Duane Hanson, Man with Camera, 1991, exhibition view Kunstmuseum Liechtenstein, photo: Ines Agostinelli © Kunstmuseum Liechtenstein
Kunstmuseum Liechtenstein Städtle 32 9490 Vaduz Liechtenstein
The exhibition Lens-Based Sculpture shows the relation between sculpture and photography for the first time from the perspective of the history of sculpture. The two hundred works by more than seventy international artists show how modern sculpture detached itself from the millennia-old principle of statuary sculpture and evolved into a new artistic praxis in which the whole of reality with its diverse tactile, spatial, and media-related phenomena is sculptural material. The camera serves as sculpture's primary tool, as a sketchbook and facilitator for spatial and structural representation in mass and form.

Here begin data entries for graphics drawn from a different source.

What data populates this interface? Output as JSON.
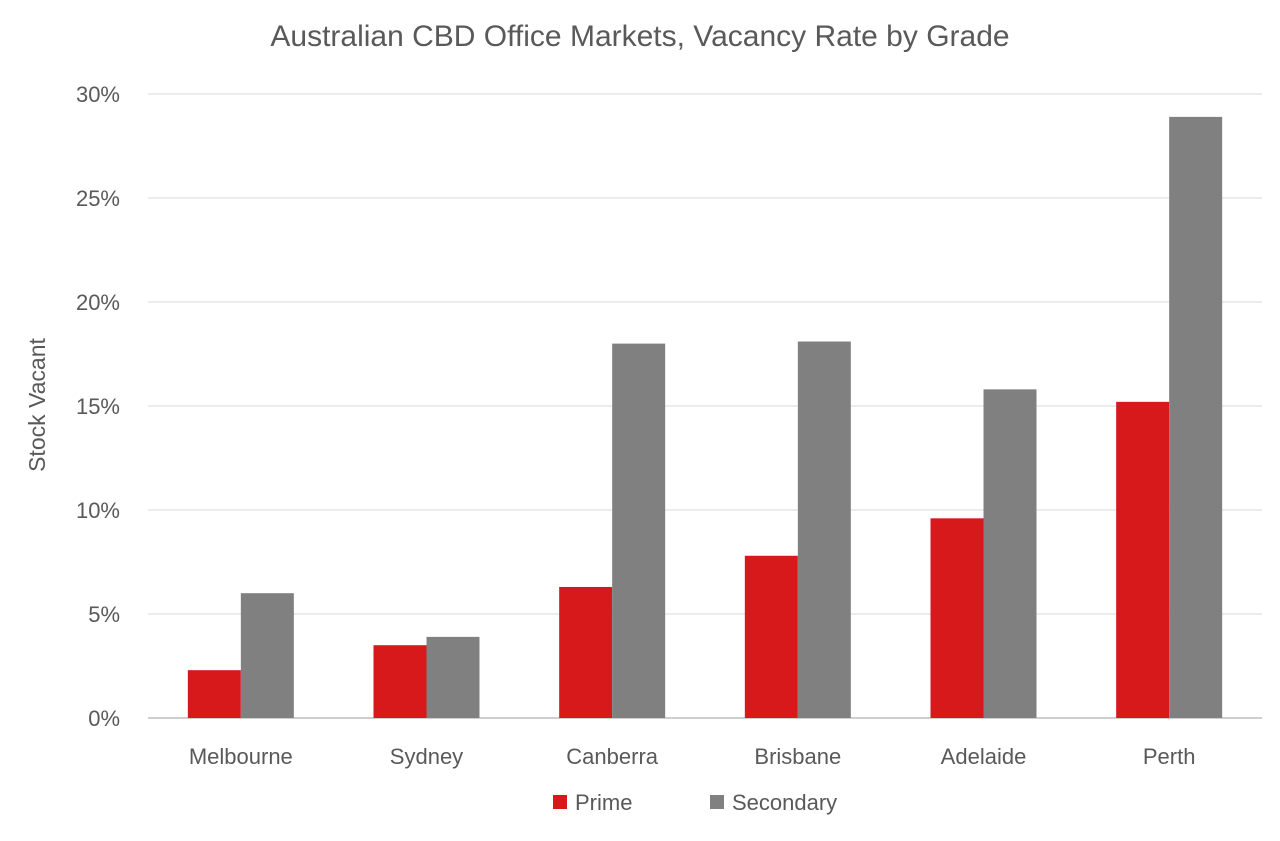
{
  "chart_data": {
    "type": "bar",
    "title": "Australian CBD Office Markets, Vacancy Rate by Grade",
    "xlabel": "",
    "ylabel": "Stock Vacant",
    "categories": [
      "Melbourne",
      "Sydney",
      "Canberra",
      "Brisbane",
      "Adelaide",
      "Perth"
    ],
    "series": [
      {
        "name": "Prime",
        "color": "#d7191c",
        "values": [
          2.3,
          3.5,
          6.3,
          7.8,
          9.6,
          15.2
        ]
      },
      {
        "name": "Secondary",
        "color": "#808080",
        "values": [
          6.0,
          3.9,
          18.0,
          18.1,
          15.8,
          28.9
        ]
      }
    ],
    "ylim": [
      0,
      30
    ],
    "yticks": [
      0,
      5,
      10,
      15,
      20,
      25,
      30
    ],
    "ytick_labels": [
      "0%",
      "5%",
      "10%",
      "15%",
      "20%",
      "25%",
      "30%"
    ],
    "grid": true,
    "legend": "bottom-center"
  }
}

Exhibition view Kunstmuseum Liechtenstein, photo: Ines Agostinelli © Kunstmuseum Liechtenstein
Along with works by Umberto Boccioni, Marcel Duchamp, and Raymond Duchamp-Villon that mark the point of departure for Lens-Based Sculpture, works created since the 1960s form the core of the exhibition. The exhibits range from hyperrealistic to immaterial sculpture, from sculptural spatial installations to fictitious sculpture, from performative sculpture to preserving traces, and to photomedia investigations in the form of sculptural apparatus. Works by Tony Cragg, VALIE EXPORT, Gilbert & George, Duane Hanson, Rebecca Horn, Joan Jonas, Edmund Kuppel, Ron Mueck, Bruce Nauman, Giuseppe Penone, Roman Signer, Kiki Smith, and other artists show the degree to which photography and film have expanded sculptural work in the direction of new experimental and social contexts.

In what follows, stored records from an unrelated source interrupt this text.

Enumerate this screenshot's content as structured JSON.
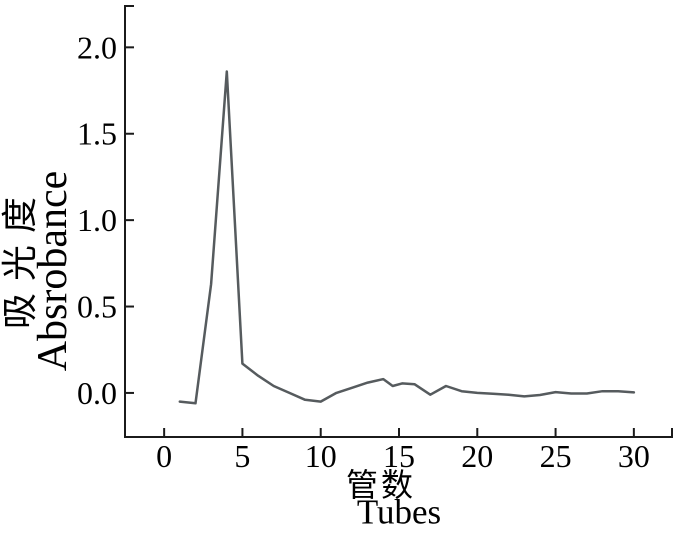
{
  "chart_data": {
    "type": "line",
    "title": "",
    "xlabel_zh": "管数",
    "xlabel_en": "Tubes",
    "ylabel_zh": "吸光度",
    "ylabel_en": "Absrobance",
    "x_tick_values": [
      0,
      5,
      10,
      15,
      20,
      25,
      30
    ],
    "x_tick_labels": [
      "0",
      "5",
      "10",
      "15",
      "20",
      "25",
      "30"
    ],
    "y_tick_values": [
      0,
      0.5,
      1,
      1.5,
      2
    ],
    "y_tick_labels": [
      "0.0",
      "0.5",
      "1.0",
      "1.5",
      "2.0"
    ],
    "xlim": [
      -2.5,
      32.5
    ],
    "ylim": [
      -0.255,
      2.245
    ],
    "grid": false,
    "legend": false,
    "axis_end_ticks": true,
    "line_color": "#565b5e",
    "axis_color": "#1b1b1b",
    "series": [
      {
        "name": "absorbance",
        "points": [
          [
            1,
            -0.05
          ],
          [
            2,
            -0.06
          ],
          [
            3,
            0.63
          ],
          [
            4,
            1.86
          ],
          [
            5,
            0.17
          ],
          [
            6,
            0.1
          ],
          [
            7,
            0.04
          ],
          [
            8,
            0.0
          ],
          [
            9,
            -0.04
          ],
          [
            10,
            -0.05
          ],
          [
            11,
            0.0
          ],
          [
            12,
            0.03
          ],
          [
            13,
            0.06
          ],
          [
            14,
            0.08
          ],
          [
            14.6,
            0.04
          ],
          [
            15.2,
            0.055
          ],
          [
            16,
            0.05
          ],
          [
            17,
            -0.01
          ],
          [
            18,
            0.04
          ],
          [
            19,
            0.01
          ],
          [
            20,
            0.0
          ],
          [
            21,
            -0.005
          ],
          [
            22,
            -0.01
          ],
          [
            23,
            -0.02
          ],
          [
            24,
            -0.012
          ],
          [
            25,
            0.005
          ],
          [
            26,
            -0.003
          ],
          [
            27,
            -0.003
          ],
          [
            28,
            0.01
          ],
          [
            29,
            0.01
          ],
          [
            30,
            0.003
          ]
        ]
      }
    ]
  }
}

© Georges Demenÿ, Saut en longueur sans élan, ca. 1906
Giuseppe Penone, Geometria nelle mani – 4 aprile, 2004 (Detail), Konrad Fischer Galerie, Düsseldorf/Berlin, Foto © Archivio Penone, © 2014, ProLitteris, Zürich
In Lens-Based Sculpture, curated by Bogomir Ecker, Raimund Kummer, Friedemann Malsch, and Herbert Molderings, artists and art scholars jointly develop unaccustomed forms of presentation.

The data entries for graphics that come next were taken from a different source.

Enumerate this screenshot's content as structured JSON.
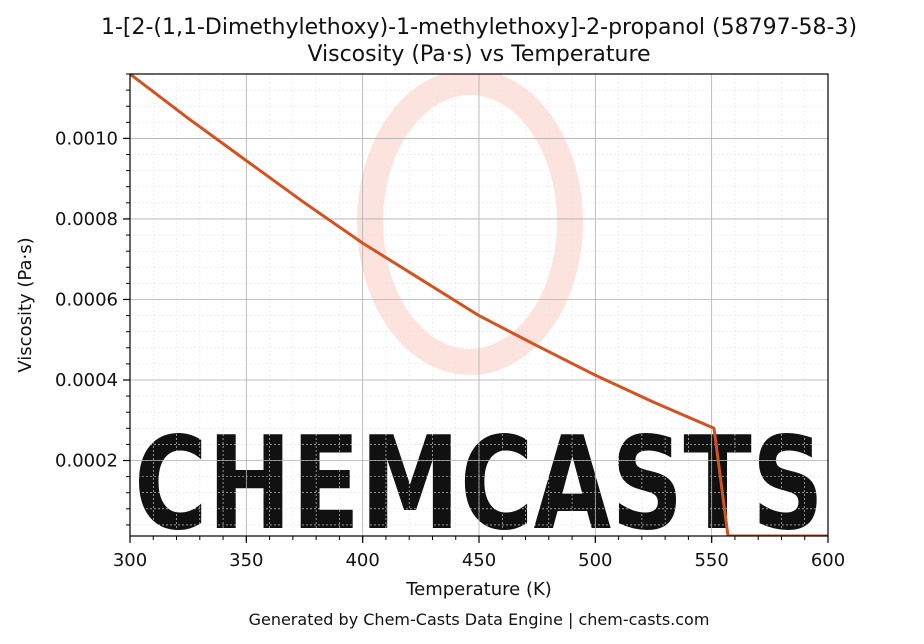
{
  "chart_data": {
    "type": "line",
    "title_line1": "1-[2-(1,1-Dimethylethoxy)-1-methylethoxy]-2-propanol (58797-58-3)",
    "title_line2": "Viscosity (Pa·s) vs Temperature",
    "xlabel": "Temperature (K)",
    "ylabel": "Viscosity (Pa·s)",
    "xlim": [
      300,
      600
    ],
    "ylim": [
      1.25e-05,
      0.00116
    ],
    "x_ticks": [
      300,
      350,
      400,
      450,
      500,
      550,
      600
    ],
    "x_tick_labels": [
      "300",
      "350",
      "400",
      "450",
      "500",
      "550",
      "600"
    ],
    "y_ticks": [
      0.0002,
      0.0004,
      0.0006,
      0.0008,
      0.001
    ],
    "y_tick_labels": [
      "0.0002",
      "0.0004",
      "0.0006",
      "0.0008",
      "0.0010"
    ],
    "grid": true,
    "line_color": "#d4521f",
    "series": [
      {
        "x": [
          300,
          325,
          350,
          375,
          400,
          425,
          450,
          475,
          500,
          525,
          551,
          557,
          560,
          580,
          600
        ],
        "y": [
          0.00116,
          0.00105,
          0.000945,
          0.00084,
          0.00074,
          0.00065,
          0.00056,
          0.000485,
          0.000412,
          0.000345,
          0.00028,
          1.25e-05,
          1.25e-05,
          1.25e-05,
          1.25e-05
        ]
      }
    ]
  },
  "watermark": {
    "text": "CHEMCASTS",
    "color": "#fcd9d2"
  },
  "footer": "Generated by Chem-Casts Data Engine | chem-casts.com"
}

Thus, Marcel Duchamp's Porte Gradiva (1937) is shown in its original form—as a traversable doorway. The sculptors Bogomir Ecker and Raimund Kummer also integrate two conceptual spaces: like an archive, densely stocked with multimedia exhibits, they open up additional insights into the complex artistic research on the phenomena of Lens-Based Sculpture.
A German-English catalogue will be published with texts by Michel Frizot, Ursula Frohne, Friedemann Malsch, Herbert Molderings, Dietmar Rübel, and Annette Tietenberg, with a pictorial essay by Bogomir Ecker and Raimund Kummer.
The exhibition is a coproduction of Akademie der Künste, Berlin, and Kunstmuseum Liechtenstein.